FIG. 2B illustrates humerus 200 after fixation with one or more fully-threaded K-wires 201. As shown, collapse of bone adjacent to fracture 230 results in penetration of the shoulder joint by fully threaded k-wire 201. This is because the threads on the shaft of fully threaded K-wire 201 engage the edges of opening 204 and hold fully threaded K-wire 201 in place as bone adjacent to fracture 230 collapses. Even if opening 204 is over-sized relative to the outer diameter of fully threaded K-wire 201, the threads on the shaft of fully threaded K-wire 201 engage the edge of opening 204 due to loading caused by the elastic bend in fully threaded K-wire 201. In addition, fully threaded K-wire 201 has limited holding power in the relatively soft material of subchondral bone 206, since fully threaded K-wire 201 must have a relatively small diameter in order to have the necessary flexibility for insertion into humerus 200. The limited holding power of fully threaded K-wire 201 further encourages penetration of the joint as bone adjacent to fracture 230 collapses. Joint penetration by fully threaded K-wire 201 can lead to unwanted cartilage and bone damage and requires immobilization of the joint for the duration of treatment, i.e., until proximal humeral fracture 230 has healed and fully threaded K-wire 201 has been removed.

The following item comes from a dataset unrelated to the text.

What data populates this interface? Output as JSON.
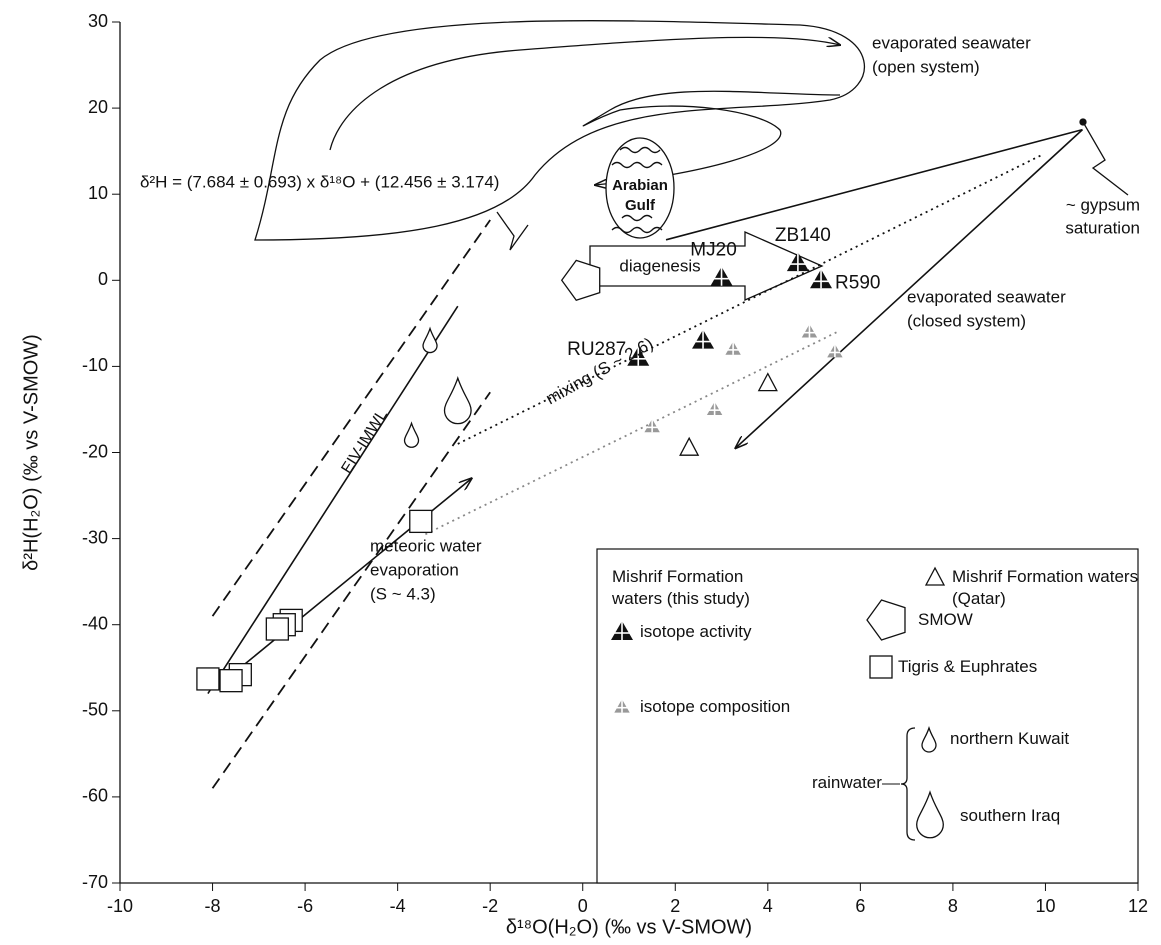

An additional complication associated with the approach illustrated in FIG. 2A is K-wire breakage. Some small diameter models of fully threaded K-wires known in the art have sufficient flexibility for use as fully threaded K-wire 201 as described above. However, it is known that the bending moment exerted on fully threaded K-wire 201 when rotationally inserted into humerus 200 can result in breakage of fully threaded K-wire 201 in the intramedullary cavity 210, which is highly undesirable. This breakage is related to the notch effect of the threads on the shaft of K-wire 201. Rotation of the elastically bent K-wire 201 during insertion causes cyclic loading that accentuates the notch effect.
A further complication of K-wire usage is the penetration of far cortex 207. If the tips are too sharp, i.e., the included angle of the point is too small, K-wire 201 tends to penetrate far cortex 207 rather than slide or rotationally advance along the inner surface of far cortex 207 as it is rotationally inserted. This problem is especially notable for trocar point K-wires. A further reason for penetration of far cortex 207 is that there is lacking instrumentation and methodology which can direct the K-wires away from entry into far cortex 207.

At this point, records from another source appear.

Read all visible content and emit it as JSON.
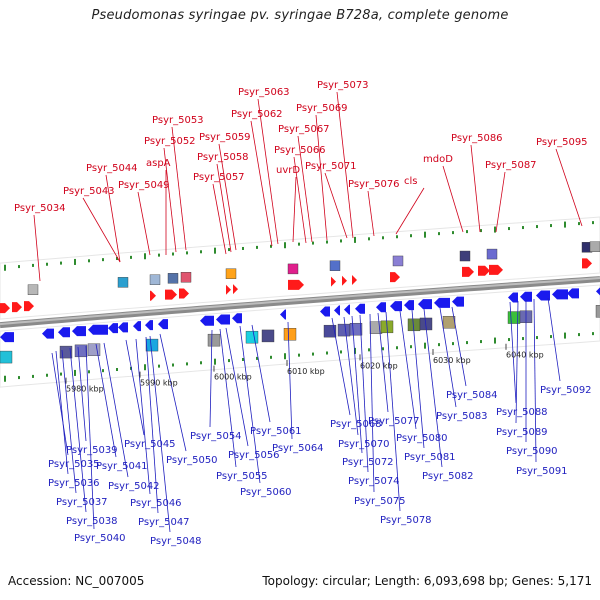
{
  "title": "Pseudomonas syringae pv. syringae B728a, complete genome",
  "footer": {
    "accession": "Accession: NC_007005",
    "topology": "Topology: circular; Length: 6,093,698 bp; Genes: 5,171"
  },
  "colors": {
    "forward_label": "#d0021b",
    "reverse_label": "#1f1fbf",
    "forward_gene": "#ff1a1a",
    "reverse_gene": "#1a1aee",
    "backbone": "#8a8a8a",
    "dots": "#2e8b2e"
  },
  "ticks": [
    {
      "label": "5980 kbp"
    },
    {
      "label": "5990 kbp"
    },
    {
      "label": "6000 kbp"
    },
    {
      "label": "6010 kbp"
    },
    {
      "label": "6020 kbp"
    },
    {
      "label": "6030 kbp"
    },
    {
      "label": "6040 kbp"
    }
  ],
  "forward_labels": [
    {
      "text": "Psyr_5034"
    },
    {
      "text": "Psyr_5043"
    },
    {
      "text": "Psyr_5044"
    },
    {
      "text": "Psyr_5049"
    },
    {
      "text": "aspA"
    },
    {
      "text": "Psyr_5052"
    },
    {
      "text": "Psyr_5053"
    },
    {
      "text": "Psyr_5057"
    },
    {
      "text": "Psyr_5058"
    },
    {
      "text": "Psyr_5059"
    },
    {
      "text": "Psyr_5062"
    },
    {
      "text": "Psyr_5063"
    },
    {
      "text": "uvrD"
    },
    {
      "text": "Psyr_5066"
    },
    {
      "text": "Psyr_5067"
    },
    {
      "text": "Psyr_5069"
    },
    {
      "text": "Psyr_5071"
    },
    {
      "text": "Psyr_5073"
    },
    {
      "text": "Psyr_5076"
    },
    {
      "text": "cls"
    },
    {
      "text": "mdoD"
    },
    {
      "text": "Psyr_5086"
    },
    {
      "text": "Psyr_5087"
    },
    {
      "text": "Psyr_5095"
    }
  ],
  "reverse_labels": [
    {
      "text": "Psyr_5035"
    },
    {
      "text": "Psyr_5036"
    },
    {
      "text": "Psyr_5037"
    },
    {
      "text": "Psyr_5038"
    },
    {
      "text": "Psyr_5039"
    },
    {
      "text": "Psyr_5040"
    },
    {
      "text": "Psyr_5041"
    },
    {
      "text": "Psyr_5042"
    },
    {
      "text": "Psyr_5045"
    },
    {
      "text": "Psyr_5046"
    },
    {
      "text": "Psyr_5047"
    },
    {
      "text": "Psyr_5048"
    },
    {
      "text": "Psyr_5050"
    },
    {
      "text": "Psyr_5054"
    },
    {
      "text": "Psyr_5055"
    },
    {
      "text": "Psyr_5056"
    },
    {
      "text": "Psyr_5060"
    },
    {
      "text": "Psyr_5061"
    },
    {
      "text": "Psyr_5064"
    },
    {
      "text": "Psyr_5068"
    },
    {
      "text": "Psyr_5070"
    },
    {
      "text": "Psyr_5072"
    },
    {
      "text": "Psyr_5074"
    },
    {
      "text": "Psyr_5075"
    },
    {
      "text": "Psyr_5077"
    },
    {
      "text": "Psyr_5078"
    },
    {
      "text": "Psyr_5080"
    },
    {
      "text": "Psyr_5081"
    },
    {
      "text": "Psyr_5082"
    },
    {
      "text": "Psyr_5083"
    },
    {
      "text": "Psyr_5084"
    },
    {
      "text": "Psyr_5088"
    },
    {
      "text": "Psyr_5089"
    },
    {
      "text": "Psyr_5090"
    },
    {
      "text": "Psyr_5091"
    },
    {
      "text": "Psyr_5092"
    }
  ]
}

Accordingly, there is a need in the art for devices and methods for the management of bone fractures which prevent angulation and displacement of bone fragments, do not result in joint penetration by repair devices due to collapse of bone of the head, avoid breakage of repair devices inside the fractured bone, and avoid penetration of the far cortex by repair devices during their insertion.